DUP's Ian Paisley backs RHI owners' bid to block payment cuts

Ian Paisley
Ian Paisley
Ian Paisley
Secretary of State Karen Bradley
Mark Edwards

By Mark Edwards

A DUP MP has said proposed tariff cuts to the Renewable Heat Incentive are "grossly unfair" and pledged to lobby the UK Government on behalf of participants in Northern Ireland.

Ian Paisley's comments come after the Department for the Economy (DfE) proposed severe tariff cuts for boilers operating under the botched green energy scheme.

The cash-for-ash scandal brought down Stormont in January 2017 due to the DUP's handling of RHI, where costs spun out of control due to overly generous tariffs.

The Renewable Heat Association Northern Ireland (RHANI) yesterday served an injunction on Secretary of State Karen Bradley in a bid to stop her fast-tracking legislation in Parliament tomorrow to reduce the tariffs.

The legislation is necessary to cut tariffs to ensure the continuation of the scheme while capping costs.

It is understood RHANI has been invited to a meeting with senior officials in the Secretary of State's office. It has requested that senior officials from the lending banks should also attended.

The proposed new tariffs for the most common type of boiler on the scheme would drop from around £13,000 to £2,000 a year, leading to fears it could put many farmers out of business.

Mr Paisley said many RHI owners feel that they have been "taken advantage of".

"I certainly believe that the current regime as outlined and the current proposals in Parliament are grossly unfair," he added.

"The Government has a responsibility to listen carefully to the points that are being made.

"They (RHANI) are perfectly entitled to take legal action and that would affect what Parliament does in the interim, so I can understand why they are taking that action.

"My view is that these proposals to cut the tariffs have been bounced on them and bounced on everyone. The cut is incredibly severe, not in line with what has happened in the Republic of Ireland or in the rest of the UK.

"Why should Northern Ireland people, because of the history of RHI, be treated differently from how the RHI works elsewhere?"

He said the DUP had a series of meetings with officials yesterday and will have further meetings today in advance of the Government bringing forward the legislation.
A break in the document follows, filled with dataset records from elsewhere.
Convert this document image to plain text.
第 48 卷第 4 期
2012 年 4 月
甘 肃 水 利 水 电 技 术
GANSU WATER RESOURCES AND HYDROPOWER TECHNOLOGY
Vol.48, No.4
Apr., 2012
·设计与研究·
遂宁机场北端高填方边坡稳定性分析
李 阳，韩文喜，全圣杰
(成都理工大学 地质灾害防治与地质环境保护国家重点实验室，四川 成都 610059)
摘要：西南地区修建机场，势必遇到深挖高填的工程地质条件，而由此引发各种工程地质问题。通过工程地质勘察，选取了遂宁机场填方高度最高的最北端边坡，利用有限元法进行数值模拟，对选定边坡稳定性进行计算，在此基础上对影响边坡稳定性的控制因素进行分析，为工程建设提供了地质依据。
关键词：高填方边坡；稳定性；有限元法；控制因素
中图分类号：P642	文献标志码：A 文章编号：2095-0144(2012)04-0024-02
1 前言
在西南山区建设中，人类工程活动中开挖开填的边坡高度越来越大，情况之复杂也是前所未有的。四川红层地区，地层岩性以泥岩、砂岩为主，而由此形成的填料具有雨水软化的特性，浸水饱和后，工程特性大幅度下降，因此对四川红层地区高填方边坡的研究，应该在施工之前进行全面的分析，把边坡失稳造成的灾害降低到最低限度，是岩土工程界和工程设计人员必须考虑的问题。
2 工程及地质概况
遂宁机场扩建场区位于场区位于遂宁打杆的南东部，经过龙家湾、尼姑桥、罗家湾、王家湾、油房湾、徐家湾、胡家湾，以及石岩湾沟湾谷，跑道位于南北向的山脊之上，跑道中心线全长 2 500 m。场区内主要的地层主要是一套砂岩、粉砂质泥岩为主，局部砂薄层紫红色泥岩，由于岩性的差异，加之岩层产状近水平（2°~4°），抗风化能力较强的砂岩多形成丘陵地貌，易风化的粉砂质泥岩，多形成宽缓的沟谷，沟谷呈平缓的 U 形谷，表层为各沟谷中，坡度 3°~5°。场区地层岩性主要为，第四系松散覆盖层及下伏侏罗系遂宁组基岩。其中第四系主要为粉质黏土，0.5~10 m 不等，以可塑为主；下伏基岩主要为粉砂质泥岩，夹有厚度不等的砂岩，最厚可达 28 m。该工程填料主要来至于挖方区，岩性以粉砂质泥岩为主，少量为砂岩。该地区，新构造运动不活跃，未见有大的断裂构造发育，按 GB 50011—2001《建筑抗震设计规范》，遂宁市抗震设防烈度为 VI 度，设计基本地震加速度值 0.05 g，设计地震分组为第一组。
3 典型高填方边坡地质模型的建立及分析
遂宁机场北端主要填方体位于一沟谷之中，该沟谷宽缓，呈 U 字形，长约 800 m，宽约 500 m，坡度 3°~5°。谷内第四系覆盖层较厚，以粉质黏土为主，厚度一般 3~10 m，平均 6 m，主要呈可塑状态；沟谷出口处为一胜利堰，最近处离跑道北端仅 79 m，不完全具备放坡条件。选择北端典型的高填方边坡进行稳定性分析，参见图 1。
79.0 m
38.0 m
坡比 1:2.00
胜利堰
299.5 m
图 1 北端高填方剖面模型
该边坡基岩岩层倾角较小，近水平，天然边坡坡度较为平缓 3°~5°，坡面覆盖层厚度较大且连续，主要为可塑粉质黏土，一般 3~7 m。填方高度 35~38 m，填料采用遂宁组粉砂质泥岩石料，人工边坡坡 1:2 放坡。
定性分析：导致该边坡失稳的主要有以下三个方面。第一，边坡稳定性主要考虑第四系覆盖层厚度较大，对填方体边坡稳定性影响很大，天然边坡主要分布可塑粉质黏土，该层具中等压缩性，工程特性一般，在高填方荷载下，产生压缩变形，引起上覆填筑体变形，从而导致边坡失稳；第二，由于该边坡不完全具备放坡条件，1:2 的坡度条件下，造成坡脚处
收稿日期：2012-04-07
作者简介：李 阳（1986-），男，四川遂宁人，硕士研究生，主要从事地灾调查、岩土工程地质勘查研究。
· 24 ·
He added: "We will continue to make the case for what is fair treatment of RHI users. These are genuine users, people who have followed all of the guidelines, did everything by the book and are now being punished and punished wrongfully."

The Ulster Farmers' Union met with DfE last week to raise concerns that proposed tariff cuts could "decimate" businesses and cause "permanent damage" to the farming sector.

Users in the Republic and Britain receive around £20,000 per boiler each year, whereas the proposed plans for here will see RHI users receive just £2,000.

Local poultry producer Tom Forgrave said yesterday the cuts would be ruinous for many businesses who joined the scheme in good faith.

He wrote: "When the proposed tariffs come into effect in April 2019, the RHI payments in Northern Ireland will be slashed to £2,000 per year, but all our current running costs and bank repayments remain the same.

"The fact that the Renewable Heat scheme has become so interwoven with our overall business means that our entire business is now in jeopardy and facing ruin."

RHI led to the resignation of then Deputy First Minister Martin McGuinness when it became clear the scheme exposed the taxpayer to a huge overspend of £460 milloin by paying out more in subsidies than it cost to buy fuel.

Sinn Fein had called for the resignation of then First Minister Arlene Foster, who was the Enterprise Minister who signed off on the disastrous scheme in 2012.

The scandal led to a public inquiry, which is expected to publish its report later this year.